Manulife tried to use maternity leave to reduce bonus, and lost.

On April 22, 2015, the Supreme Court of British Columbia ordered Manulife  to pay damages of over $140,000 to a recruiter of financial advisors in a wrongful dismissal suit. The decision is noteworthy in that the court refused to allow Manulife to use its employee’s maternity leave as a reason to reduce her bonus payment.

In Sowden v. Manulife Canada Ltd., the court ruled that Manulife owes damages to former employee Janice Sowden after she was dismissed in a “corporate restructuring”. In an earlier decision the court ruled, after a summary trial, that Sowden was entitled to damages, but it was initially unable to quantify those damages due to conflicts in the evidence.
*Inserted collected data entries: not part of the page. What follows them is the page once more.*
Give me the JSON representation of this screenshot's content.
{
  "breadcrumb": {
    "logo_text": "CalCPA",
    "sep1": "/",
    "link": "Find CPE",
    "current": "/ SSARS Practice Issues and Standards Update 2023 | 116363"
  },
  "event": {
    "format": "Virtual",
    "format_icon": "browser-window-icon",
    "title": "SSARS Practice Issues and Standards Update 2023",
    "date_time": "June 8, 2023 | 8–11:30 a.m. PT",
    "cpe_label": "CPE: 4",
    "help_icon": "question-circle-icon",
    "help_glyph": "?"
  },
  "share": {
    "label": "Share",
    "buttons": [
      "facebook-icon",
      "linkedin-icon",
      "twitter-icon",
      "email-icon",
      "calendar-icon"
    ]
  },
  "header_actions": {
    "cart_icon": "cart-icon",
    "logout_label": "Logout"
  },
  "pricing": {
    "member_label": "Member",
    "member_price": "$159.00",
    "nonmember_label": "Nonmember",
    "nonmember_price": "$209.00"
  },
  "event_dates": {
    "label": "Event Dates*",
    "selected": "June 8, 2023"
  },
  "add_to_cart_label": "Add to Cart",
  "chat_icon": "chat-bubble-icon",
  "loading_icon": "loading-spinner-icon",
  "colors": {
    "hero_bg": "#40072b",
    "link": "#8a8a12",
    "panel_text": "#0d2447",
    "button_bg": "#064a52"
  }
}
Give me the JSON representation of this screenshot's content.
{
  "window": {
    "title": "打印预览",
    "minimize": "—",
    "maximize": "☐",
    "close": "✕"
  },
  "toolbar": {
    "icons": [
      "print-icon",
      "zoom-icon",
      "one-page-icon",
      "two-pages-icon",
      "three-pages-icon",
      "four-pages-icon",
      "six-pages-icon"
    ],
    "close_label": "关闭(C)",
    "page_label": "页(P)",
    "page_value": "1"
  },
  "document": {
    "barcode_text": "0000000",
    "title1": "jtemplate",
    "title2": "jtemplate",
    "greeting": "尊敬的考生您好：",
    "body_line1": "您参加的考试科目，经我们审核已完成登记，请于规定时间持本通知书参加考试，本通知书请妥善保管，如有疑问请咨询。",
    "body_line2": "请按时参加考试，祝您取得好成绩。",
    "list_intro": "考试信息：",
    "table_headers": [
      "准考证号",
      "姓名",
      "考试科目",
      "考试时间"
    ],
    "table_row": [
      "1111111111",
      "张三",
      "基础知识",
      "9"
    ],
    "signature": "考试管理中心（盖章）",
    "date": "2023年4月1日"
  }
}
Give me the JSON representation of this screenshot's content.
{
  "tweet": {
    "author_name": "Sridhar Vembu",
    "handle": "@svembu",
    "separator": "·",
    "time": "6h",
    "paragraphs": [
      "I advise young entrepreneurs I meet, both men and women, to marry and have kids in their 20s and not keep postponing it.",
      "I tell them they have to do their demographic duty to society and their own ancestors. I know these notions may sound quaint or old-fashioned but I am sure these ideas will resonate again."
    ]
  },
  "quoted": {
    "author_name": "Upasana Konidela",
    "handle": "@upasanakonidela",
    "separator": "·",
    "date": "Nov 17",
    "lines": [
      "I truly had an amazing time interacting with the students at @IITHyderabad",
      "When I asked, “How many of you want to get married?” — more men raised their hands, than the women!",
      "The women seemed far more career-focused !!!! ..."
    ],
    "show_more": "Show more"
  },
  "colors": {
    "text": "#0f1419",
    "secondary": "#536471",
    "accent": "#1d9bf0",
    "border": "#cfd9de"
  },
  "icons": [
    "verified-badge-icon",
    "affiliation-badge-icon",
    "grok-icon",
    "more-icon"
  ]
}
Following a trial on the question of damages, the court found that Sowden — who was dismissed after 20 years with the company — was owed a bigger bonus than Manulife initially paid her, and 20 months worth of notice when she was dismissed, less the salary she subsequently earned in her new job.

In defending its bonus calculation before the court, Manulife relied on a term in the letter setting out her bonus entitlement which stated that “If you take an approved leave of absence your bonus will be prorated accordingly”. The court found that the term could not apply, since Ms. Sowden had “an absolute right to maternity leave under s. 51 of the Employment Standards Act”. It held:

[T]he recruiting portion represented a specific, calculable amount that [Ms. Sowden] had fully earned before her maternity leave. If the parties contemplated prorating of that amount, [Ms. Sowden] would have in effect been penalized for exercising her statutory right to maternity leave. I find the agreement cannot reasonably be read in that way and the recruiting portion of the bonus was not subject to prorating.

The court ruled that, as of the date of dismissal, Sowden was owed an additional $62,550 in bonus for her work the previous year. It also ruled that she was entitled to $320,000 in damages in lieu of the 20-month notice period for which she was entitled.

However, this total must be reduced by the money she earned from her new employer and the statutory statutory severance pay she received, the court decision notes. As well, Manulife made an interim payment in September 2014, thereby reducing the final judgment to $143,111.52.